Interview par Cyril Thomas (octobre 2009) pour la revue Poptronics. Texte intégral et questions d’origine.
CT : Comment concevez vous les deux expositions de Valence et de Montpellier, sont-elles complémentaires, antinomiques ? L’une semblant plus axée sur le toucher et l’autre sur la vue enfin plus exactement sur la perception visuelle.
TF : Les deux expositions n’ont pas la même échelle (une seule installation à Montpellier, quatre à Valence, accompagnées dans les deux cas par une performance) mais elles partagent un certain nombre de directions communes : autour des notions d’apparition et de disparition, de la temporalité, de la trace… Toutes deux impliquent également une « mise en œuvre » de leurs spectateurs, selon des modalités différentes. Je les envisage donc plutôt comme complémentaires.
En revanche ni l’une ni l’autre n’ont été pensées a priori en termes d’opérations spécifiques comme le toucher ou la perception visuelle. Point d’orgue n’est pas en premier lieu axée sur la vision : elle engage le corps du spectateur dans un rapport au temps dont l’image n’est que le témoin. Les installations de Un Geste qui ne finit pas forment une progression au fil de son parcours, de A+ (exposée ici sous une nouvelle forme, en vitrine), jusqu’à Open Source qui implique le toucher et le geste des spectateurs, en passant par Sirène et Infocus qui ont toutes les deux à voir avec le corps et la notion de présence.

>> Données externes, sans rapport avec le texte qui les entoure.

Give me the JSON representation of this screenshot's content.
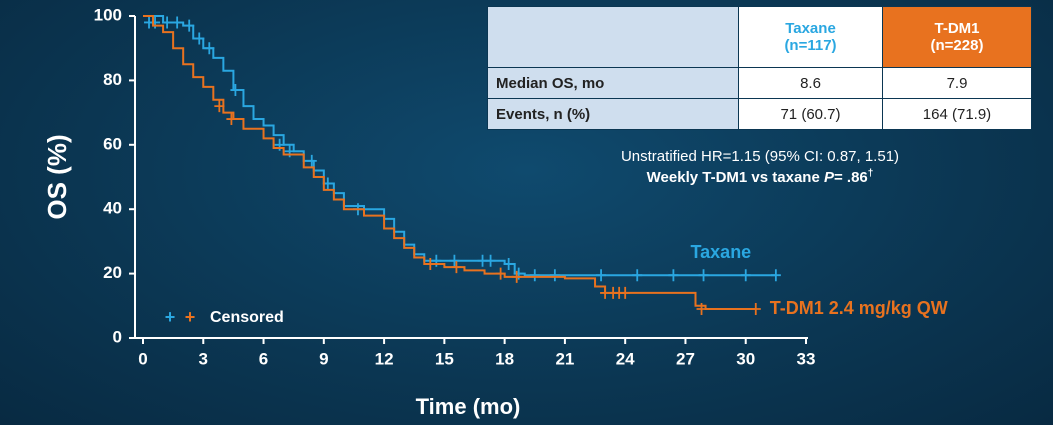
{
  "chart_data": {
    "type": "line",
    "step": true,
    "xlabel": "Time (mo)",
    "ylabel": "OS (%)",
    "xlim": [
      0,
      33
    ],
    "xticks": [
      0,
      3,
      6,
      9,
      12,
      15,
      18,
      21,
      24,
      27,
      30,
      33
    ],
    "ylim": [
      0,
      100
    ],
    "yticks": [
      0,
      20,
      40,
      60,
      80,
      100
    ],
    "series": [
      {
        "name": "Taxane",
        "color": "#2aa7e1",
        "x": [
          0,
          1,
          2,
          2.5,
          3,
          3.5,
          4,
          4.5,
          5,
          5.5,
          6,
          6.5,
          7,
          7.5,
          8,
          8.5,
          9,
          9.5,
          10,
          11,
          12,
          12.5,
          13,
          13.5,
          14,
          18,
          18.5,
          19,
          31.5
        ],
        "values": [
          100,
          98,
          97,
          93,
          90,
          87,
          83,
          77,
          72,
          68,
          66,
          63,
          60,
          58,
          55,
          52,
          48,
          45,
          41,
          40,
          37,
          33,
          29,
          26,
          24,
          23,
          20,
          19.5,
          19.5
        ],
        "censored_x": [
          0.3,
          0.6,
          1.2,
          1.7,
          2.3,
          2.8,
          3.3,
          4.6,
          6.8,
          7.3,
          8.4,
          9.2,
          10.7,
          14.6,
          15.5,
          16.9,
          17.3,
          18.2,
          18.7,
          19.5,
          20.5,
          22.8,
          24.6,
          26.4,
          27.9,
          30,
          31.5
        ],
        "censored_values": [
          98,
          98,
          98,
          98,
          97,
          93,
          90,
          77,
          60,
          58,
          55,
          48,
          40,
          24,
          24,
          24,
          24,
          23,
          20,
          19.5,
          19.5,
          19.5,
          19.5,
          19.5,
          19.5,
          19.5,
          19.5
        ]
      },
      {
        "name": "T-DM1 2.4 mg/kg QW",
        "color": "#e8721f",
        "x": [
          0,
          0.5,
          1,
          1.5,
          2,
          2.5,
          3,
          3.5,
          4,
          4.5,
          5,
          6,
          6.5,
          7,
          8,
          8.5,
          9,
          9.5,
          10,
          11,
          12,
          12.5,
          13,
          13.5,
          14,
          15,
          16,
          17,
          18,
          21,
          22.5,
          23,
          25,
          27.5,
          28,
          30.5
        ],
        "values": [
          100,
          97,
          95,
          90,
          85,
          81,
          78,
          74,
          70,
          68,
          65,
          62,
          59,
          57,
          53,
          50,
          46,
          43,
          40,
          38,
          34,
          31,
          28,
          25,
          23,
          22,
          21,
          20,
          19,
          18.5,
          16,
          14,
          14,
          10,
          9,
          9
        ],
        "censored_x": [
          3.8,
          4.4,
          14.3,
          15.6,
          17.8,
          18.6,
          23,
          23.4,
          23.7,
          24,
          27.8,
          30.5
        ],
        "censored_values": [
          72,
          68,
          23,
          22,
          20,
          19,
          14,
          14,
          14,
          14,
          9,
          9
        ]
      }
    ],
    "legend": {
      "marker": "+",
      "label": "Censored"
    },
    "table": {
      "header": [
        "",
        "Taxane\n(n=117)",
        "T-DM1\n(n=228)"
      ],
      "rows": [
        [
          "Median OS, mo",
          "8.6",
          "7.9"
        ],
        [
          "Events, n (%)",
          "71 (60.7)",
          "164 (71.9)"
        ]
      ]
    },
    "annotations": [
      "Unstratified HR=1.15 (95% CI: 0.87, 1.51)",
      "Weekly T-DM1 vs taxane ",
      "P",
      "= .86",
      "†"
    ]
  }
}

À Lux (Valence), vous avez nommé votre exposition « Un geste qui ne finit pas ». Pourtant, loin d’être dans l’inachevé, les pièces qui mettent en jeu les actions du spectateur semblent au contraire très concrètes. Pourriez-vous expliciter ce titre ? Est-il volontairement paradoxal par rapport à vos œuvres ?
Je parle de geste au sens large : non seulement pour décrire une action, mais aussi pour qualifier l’implication du regard et de la perception vis-à-vis des œuvres – donc du corps. Le geste peut naître soit dans une relation directe des spectateurs avec un dispositif, ce qui est le cas pour Sirène ou Open Source, soit dans une interrogation sur leur présence ou leur vision comme avec A+ ou Infocus. Mais les situations que créent ces œuvres n’ont pas de résolution, elles ouvrent un questionnement. C’est dans ce sens que le geste « ne finit pas ».
Quelles sont vos définitions du toucher et du geste ?
En tant que modalité possible des relations que j’évoquais à l’instant, le toucher m’intéresse évidemment dans la mesure où il convoque le corps, au même titre que l’écoute. Ceci peut s’expliquer entre autres par le fait que mon travail concerne aussi bien les arts plastiques que la performance ou le spectacle vivant. Avant d’avoir une production autonome, étant musicien et compositeur, j’ai beaucoup travaillé avec des danseurs, acteurs et musiciens dans le cadre de projets scéniques. Lorsque j’ai commencé à créer des installations, mon travail sur le geste s’est évidemment nourri de ces expériences. Dans le cas d’installations comme Feedbackroom, Step to Step ou Sirène, le comportement du spectateur se trouve vraiment à la limite d’une situation de danse ou d’interprétation musicale. Feedbackroom est réversible, pouvant être tout autant éprouvée comme dispositif de performances par des danseurs, que comme installation interactive destinée au public. C’est également pour cette raison que j’accompagne chacunes des deux expositions par une performance : Vers Agrippine à Montpellier, et Frost (issue de Conférences du dehors) à Valence. Cela m’intéresse de mettre en évidence les liens que je tisse entre ces deux formes, et aussi de pratiquer moi-même ces perfrormances, de m’y mettre en risque.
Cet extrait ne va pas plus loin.